Em 2020, devido ao início da pandemia de Covid-19, Fernandes passou a ter dificuldade para pagar as prestações. À reportagem, ele contou que chegou a fazer contato com a empresa e apresentar uma proposta de quitação.

José comentou que ele e a esposa tinham a meta de construir uma casa dentro do condomínio, mas não conseguiram realizar o sonho por conta do período de isolamento social, que impactou nos rendimentos financeiros da família.

Segundo o empresário, foram feitas algumas tentativas de solucionar a situação de forma cordial com a empresa responsável pela venda do terreno.
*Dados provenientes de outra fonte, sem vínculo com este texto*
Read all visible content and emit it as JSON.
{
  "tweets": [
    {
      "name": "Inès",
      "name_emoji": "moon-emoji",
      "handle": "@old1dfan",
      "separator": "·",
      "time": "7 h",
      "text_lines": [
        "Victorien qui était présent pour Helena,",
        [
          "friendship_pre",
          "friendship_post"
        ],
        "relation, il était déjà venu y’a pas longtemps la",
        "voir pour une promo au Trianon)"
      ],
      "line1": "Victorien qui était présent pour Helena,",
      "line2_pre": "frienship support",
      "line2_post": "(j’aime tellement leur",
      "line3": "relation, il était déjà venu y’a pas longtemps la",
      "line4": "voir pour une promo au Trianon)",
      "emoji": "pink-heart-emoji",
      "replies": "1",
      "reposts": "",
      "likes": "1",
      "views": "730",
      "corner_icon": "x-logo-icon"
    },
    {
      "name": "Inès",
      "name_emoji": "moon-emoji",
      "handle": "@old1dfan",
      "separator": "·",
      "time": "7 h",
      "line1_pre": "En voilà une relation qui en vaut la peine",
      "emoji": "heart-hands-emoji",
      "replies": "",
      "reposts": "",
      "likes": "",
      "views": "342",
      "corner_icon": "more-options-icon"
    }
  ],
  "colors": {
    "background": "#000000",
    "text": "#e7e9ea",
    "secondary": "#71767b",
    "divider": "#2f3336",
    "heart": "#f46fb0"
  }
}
Diante das dificuldades para conseguir reaver parte do valor investido e realizar a rescisão contratual, o casal procurou um advogado e recorreu ao Poder Judiciário.

Determinação Judicial

A ação judicial foi movida no dia 7 de abril de 2020 pelo advogado Yuri Crepaldi. À reportagem, ele explicou que a empresa alegou ser impossível devolver o dinheiro sem o pagamento de multas.

Em janeiro de 2021, foi proferida uma sentença determinando a devolução de 80% de todo o valor pago pelo casal. Depois disso, a empresa apresentou recursos que fizeram o processo tramitar no Tribunal de Justiça de São Paulo (TJSP) e no Superior Tribunal de Justiça (STJ). Nos dois casos, os recursos foram rejeitados.

Ainda conforme Yuri, desde então, o processo se arrasta sem que a família receba o dinheiro, pois a Justiça não consegue localizar bens em nome da empresa.

Em julho de 2025, o juiz Glariston Resende, do TJSP, determinou a apreensão de bens da empresa para o pagamento da dívida ao casal, mas não foi possível.

“Não foi possível localizar nada no nome deles [empresa], o que é um forte indício de ocultação patrimonial. O arresto de bens é uma medida processual muito extrema. Isso ocorre quando a empresa realmente não está tendo nada para penhorar. Para nós, foi uma decisão muito significativa, apesar do desfecho negativo até agora”, finaliza Crepaldi.